Let $X$ be a topological space and let $A\subseteq X$. Can someone please tell me 1) what the difference between these two expressions is 2) if they are equivalent (if they aren't can someone give me two counterexamples in which in turn each expression holds and the other doesn't?) 3) how one would formulate the first expression in words ?
$ \forall x \in X: \ \ \forall (x_n)_n$ in $A:\ x_n \rightarrow x \ \Rightarrow x \in A$
$ \forall x \in X: \ \ \exists (x_n)_n$ in $A:\ x_n \rightarrow x \ \Rightarrow x \in A$
(The motivation behind this question is that in a course in topology which I took, the first expression was used in the following theorem that stated that $A$ was closed iff the first expresion would hold:
"Let $X$ be a first countable topological space, $A\subseteq X$ and $x \in X$. Then we have: $A$ is closed $\Leftrightarrow$ $\forall (x_n)_n$ in $A,\ x_n \rightarrow x \ \Rightarrow x \in A$ "

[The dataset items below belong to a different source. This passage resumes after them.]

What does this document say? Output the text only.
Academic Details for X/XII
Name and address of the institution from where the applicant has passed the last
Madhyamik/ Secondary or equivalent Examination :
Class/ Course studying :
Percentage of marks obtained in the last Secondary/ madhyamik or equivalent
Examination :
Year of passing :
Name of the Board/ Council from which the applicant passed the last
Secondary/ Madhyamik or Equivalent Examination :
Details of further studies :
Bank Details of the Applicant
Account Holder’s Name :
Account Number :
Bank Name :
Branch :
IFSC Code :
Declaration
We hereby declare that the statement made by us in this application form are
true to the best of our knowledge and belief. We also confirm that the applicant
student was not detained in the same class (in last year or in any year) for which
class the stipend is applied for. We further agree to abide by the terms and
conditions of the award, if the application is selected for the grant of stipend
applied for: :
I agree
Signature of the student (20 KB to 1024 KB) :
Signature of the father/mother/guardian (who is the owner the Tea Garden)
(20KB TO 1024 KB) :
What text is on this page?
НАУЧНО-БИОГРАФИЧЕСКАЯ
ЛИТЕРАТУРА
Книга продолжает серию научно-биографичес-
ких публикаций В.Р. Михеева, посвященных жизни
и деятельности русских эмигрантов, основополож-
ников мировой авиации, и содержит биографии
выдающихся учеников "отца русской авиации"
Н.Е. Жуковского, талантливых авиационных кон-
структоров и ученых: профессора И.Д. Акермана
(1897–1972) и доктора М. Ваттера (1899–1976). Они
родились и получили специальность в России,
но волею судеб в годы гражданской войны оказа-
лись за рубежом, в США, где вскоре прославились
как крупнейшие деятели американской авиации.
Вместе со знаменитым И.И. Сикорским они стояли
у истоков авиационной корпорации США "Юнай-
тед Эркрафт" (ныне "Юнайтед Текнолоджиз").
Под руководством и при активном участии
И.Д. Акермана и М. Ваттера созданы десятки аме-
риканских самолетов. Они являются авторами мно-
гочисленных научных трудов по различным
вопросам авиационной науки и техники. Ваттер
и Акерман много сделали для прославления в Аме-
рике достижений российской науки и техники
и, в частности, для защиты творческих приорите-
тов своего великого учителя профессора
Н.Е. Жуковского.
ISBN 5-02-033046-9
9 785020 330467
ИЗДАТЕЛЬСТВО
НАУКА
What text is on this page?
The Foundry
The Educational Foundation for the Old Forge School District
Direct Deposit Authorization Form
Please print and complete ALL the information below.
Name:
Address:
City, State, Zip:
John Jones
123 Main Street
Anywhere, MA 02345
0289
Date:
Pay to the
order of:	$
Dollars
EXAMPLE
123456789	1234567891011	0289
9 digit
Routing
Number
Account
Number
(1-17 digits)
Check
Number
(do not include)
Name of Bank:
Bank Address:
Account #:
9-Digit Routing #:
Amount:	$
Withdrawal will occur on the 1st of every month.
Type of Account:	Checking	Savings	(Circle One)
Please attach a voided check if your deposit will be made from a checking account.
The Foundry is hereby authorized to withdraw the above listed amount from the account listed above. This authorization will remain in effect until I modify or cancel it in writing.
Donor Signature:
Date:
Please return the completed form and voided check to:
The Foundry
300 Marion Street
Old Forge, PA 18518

And the second expression was used in the following theorem that stated that what the closure of $A$, $c(A)$, would look like:
"Let $X$ be a first countable topological space, $A\subseteq X$ and $x \in X$. Then we have: $c(A)= { x\in X |\ \exists (x_n)_n \textrm{ in }A:\ x_n \rightarrow x } $"
So my guess was, that the above expressions should also be equivalent formally (if we take the st theoretic notation from the second theorem away), since they express the same thing - so I think the proof of the equivalence should not use the fact that our topological space is actually first countable and one of the expression is identical to the fact that $A$ is closed.
Please take note, that this is how the theorems were written down on the blackboard; that is all I have (even if it may be incorrect).
Since I'm not very good with formal notation I may have written the above expression falsely.)